Réunion du 21 octobre 2009 à 9h00
Mission d’information sur la pratique du port du voile intégral sur le territoire national

Farhad Khosrokhavar :

Je suis français par naturalisation. J'ai fait mes études en France. Je suis ravi et honoré d'être français. Cela étant, je suis à cheval sur plusieurs autres cultures – Angleterre, États-Unis, monde musulman. La sécularisation et la laïcité à la française sont une aubaine, à condition d'être revisitées. D'ailleurs, tout le monde revisite. On a dit que les fondamentalistes revisitaient la foi.
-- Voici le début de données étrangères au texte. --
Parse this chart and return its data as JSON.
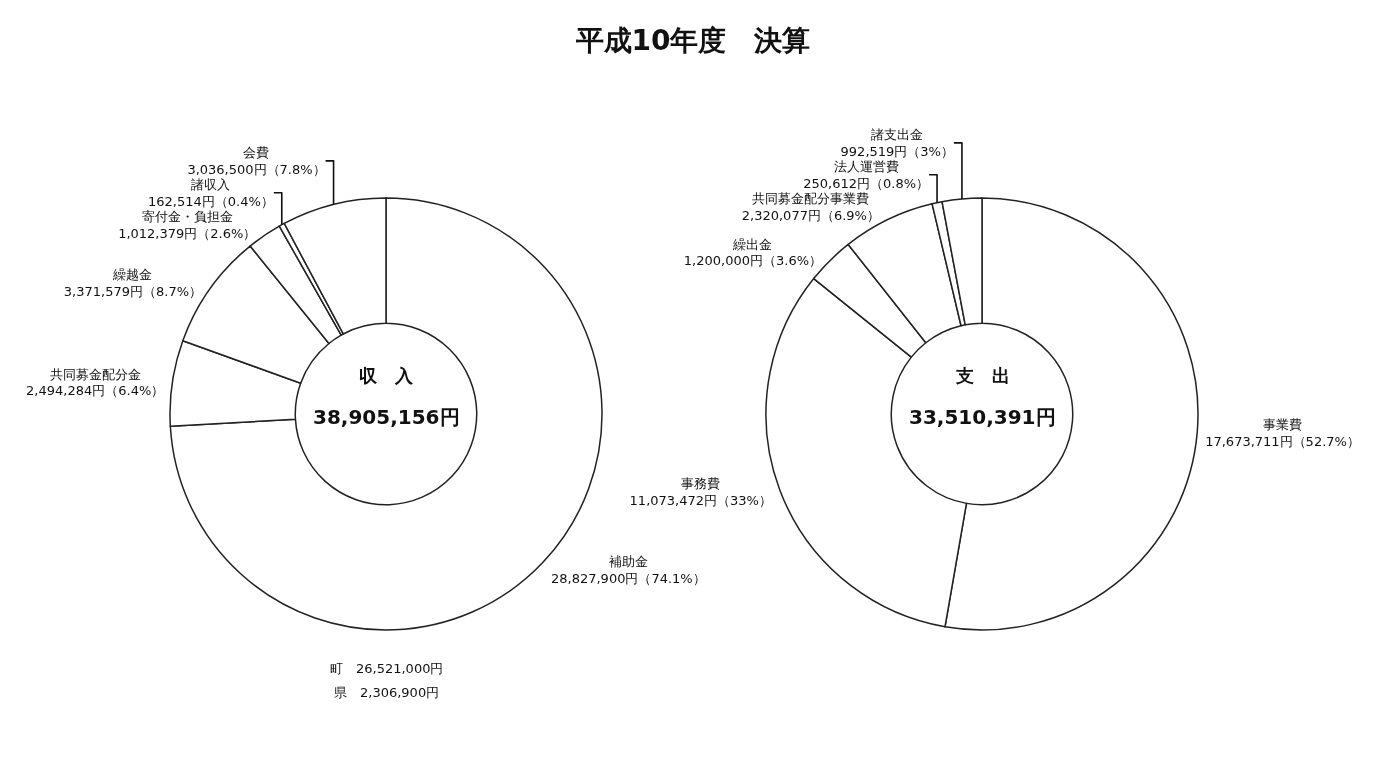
{
  "chart_data": [
    {
      "type": "donut",
      "title": "平成10年度　決算",
      "subtitle": "収　入",
      "categories": [
        "補助金",
        "共同募金配分金",
        "繰越金",
        "寄付金・負担金",
        "諸収入",
        "会費"
      ],
      "values": [
        28827900,
        2494284,
        3371579,
        1012379,
        162514,
        3036500
      ],
      "value_labels": [
        "28,827,900円（74.1%）",
        "2,494,284円（6.4%）",
        "3,371,579円（8.7%）",
        "1,012,379円（2.6%）",
        "162,514円（0.4%）",
        "3,036,500円（7.8%）"
      ],
      "colors": [
        "#ffffff",
        "#ffffff",
        "#ffffff",
        "#ffffff",
        "#ffffff",
        "#ffffff"
      ],
      "annotations": [
        "38,905,156円",
        "町　26,521,000円",
        "県　2,306,900円"
      ],
      "legend": false
    },
    {
      "type": "donut",
      "title": "支　出",
      "categories": [
        "事業費",
        "事務費",
        "繰出金",
        "共同募金配分事業費",
        "法人運営費",
        "諸支出金"
      ],
      "values": [
        17673711,
        11073472,
        1200000,
        2320077,
        250612,
        992519
      ],
      "value_labels": [
        "17,673,711円（52.7%）",
        "11,073,472円（33%）",
        "1,200,000円（3.6%）",
        "2,320,077円（6.9%）",
        "250,612円（0.8%）",
        "992,519円（3%）"
      ],
      "colors": [
        "#ffffff",
        "#ffffff",
        "#ffffff",
        "#ffffff",
        "#ffffff",
        "#ffffff"
      ],
      "annotations": [
        "33,510,391円"
      ],
      "legend": false
    }
  ]
}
Les réformistes musulmans font exactement la même chose, si ce n'est qu'ils attribuent des vertus démocratiques au Prophète.
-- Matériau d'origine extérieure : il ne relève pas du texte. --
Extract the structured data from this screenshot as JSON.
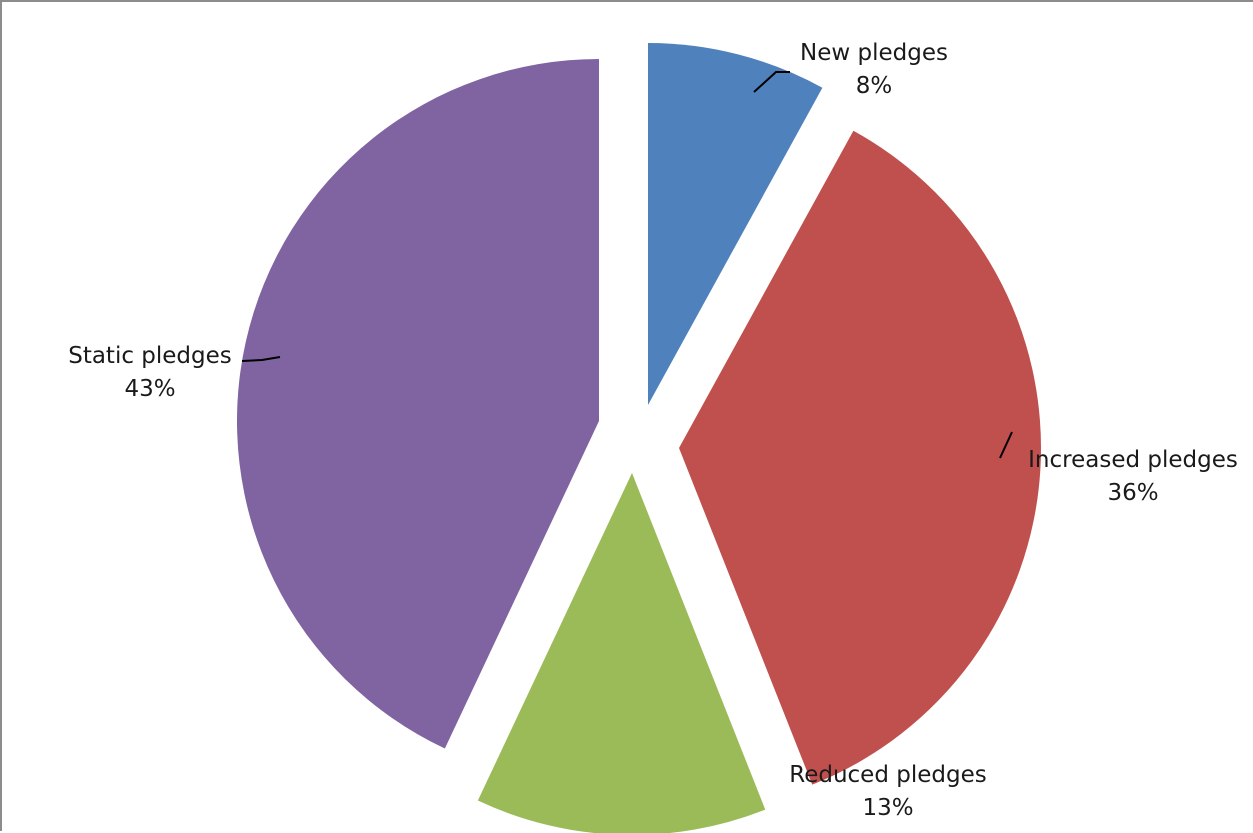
{
  "chart_data": {
    "type": "pie",
    "exploded": true,
    "legend": "none",
    "slices": [
      {
        "label": "New pledges",
        "value": 8,
        "display": "8%",
        "color": "#4f81bd"
      },
      {
        "label": "Increased pledges",
        "value": 36,
        "display": "36%",
        "color": "#c0504d"
      },
      {
        "label": "Reduced pledges",
        "value": 13,
        "display": "13%",
        "color": "#9bbb59"
      },
      {
        "label": "Static pledges",
        "value": 43,
        "display": "43%",
        "color": "#8064a2"
      }
    ]
  }
}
Ce que je vais dire risque de vous déplaire et j'espère que vous me le pardonnerez. Le problème réside essentiellement dans la manière frontale dont, en France, on aborde ces questions. Cette attitude est inscrite dans la culture politique. Le communautarisme est perçu comme une injure. Dès qu'un groupe est perçu comme communautariste, il perd sa légitimité.

Les sociologues parlent aujourd'hui de formes modérées de communautarisme. Ce « communautarisme modéré », dans le sens d'adhésion à des formes de communautés intermédiaires sans remise en cause de l'adhésion à la République, n'est pas à rejeter dans un monde marqué, précisément, par la dilution du politique.

Pourquoi ne pas opposer au communautarisme des « burqinistes » une sorte de communautarisme positif des femmes républicaines ? La loi de 2004 a eu des aspects indéniablement positifs dans l'école publique. Elle a eu aussi pour effet de renvoyer une partie des filles voilées dans l'école catholique et d'autres à la maison – et sans doute dans les écoles musulmanes qui devraient être admises prochainement par la République. Mais surtout, elle a totalement délégitimé le foulard. Toute forme de foulard est perçue comme illégitime, soit fondamentaliste, soit archaïque, soit antiféministe, soit contraire aux fondements de la République.

En France, des femmes qui portent le foulard et qui peuvent se réclamer de la République ne pourraient pas combattre la burqa alors que c'est possible en Hollande, en Allemagne, en Angleterre. Dans notre pays, les seules qui puissent le faire sont celles qui ne portent pas le foulard. Or celles qui ne portent pas le voile n'ont aucune sorte de légitimité face à celles qui portent la burqa, voire face aux femmes musulmanes qui ont une attitude ambivalente en la matière.

Notre loi nous a privés de l'appui des « voilées républicaines », qui pourraient se réclamer de la liberté républicaine, de l'égalité, de la lutte contre la polygamie et contre toutes sortes de stigmatisations de la femme. Comme sociologue, je crois que l'on a besoin de ces femmes-là.

Qu'on le veuille ou non, le foulard est un insigne religieux, qui continuera à exister dans le monde musulman et dans le monde occidental. L'islam est devenu la seconde religion dans nombre de pays européens. On ne peut pas lutter frontalement contre lui, mais on peut en neutraliser, de l'intérieur, la signification patriarcale ou fondamentaliste.

On observe, depuis une dizaine d'années, une fermeture des quartiers. La place centrale, qui était fréquentée par des femmes, y est devenue l'exclusivité des hommes. Et ce n'est pas parce qu'il n'y a pas suffisamment de lois, mais parce qu'on a exclu de la scène légitime et de l'espace public légitime français les femmes qui auraient pu, d'une manière ou d'une autre, défendre la République tout en portant des insignes religieux.

J'ai été étonné de voir, à l'université de Harvard et à celle de Yale, le nombre de filles d'origine maghrébine, voire maghrébo-française, qui portaient le voile. Elles m'ont expliqué qu'elles n'avaient pas d'avenir en France comme filles portant le foulard.

Soyons conscients du fait que la laïcité ne consiste pas à exclure, mais à intégrer au nom de l'idéal républicain d'égalité, de fraternité et de liberté. Je vous invite à avoir une attitude un peu plus « complaisante » face à ces phénomènes, ce qui vous dispensera de refaire une loi tous les deux ou trois ans. Pourquoi faire une loi sur la burqa qui ne pourrait être qu'une loi contre la burqa ? Les communautés intermédiaires et les groupes de médiation que je préconise devront comprendre des femmes portant le foulard et qui combattront contre la burqa.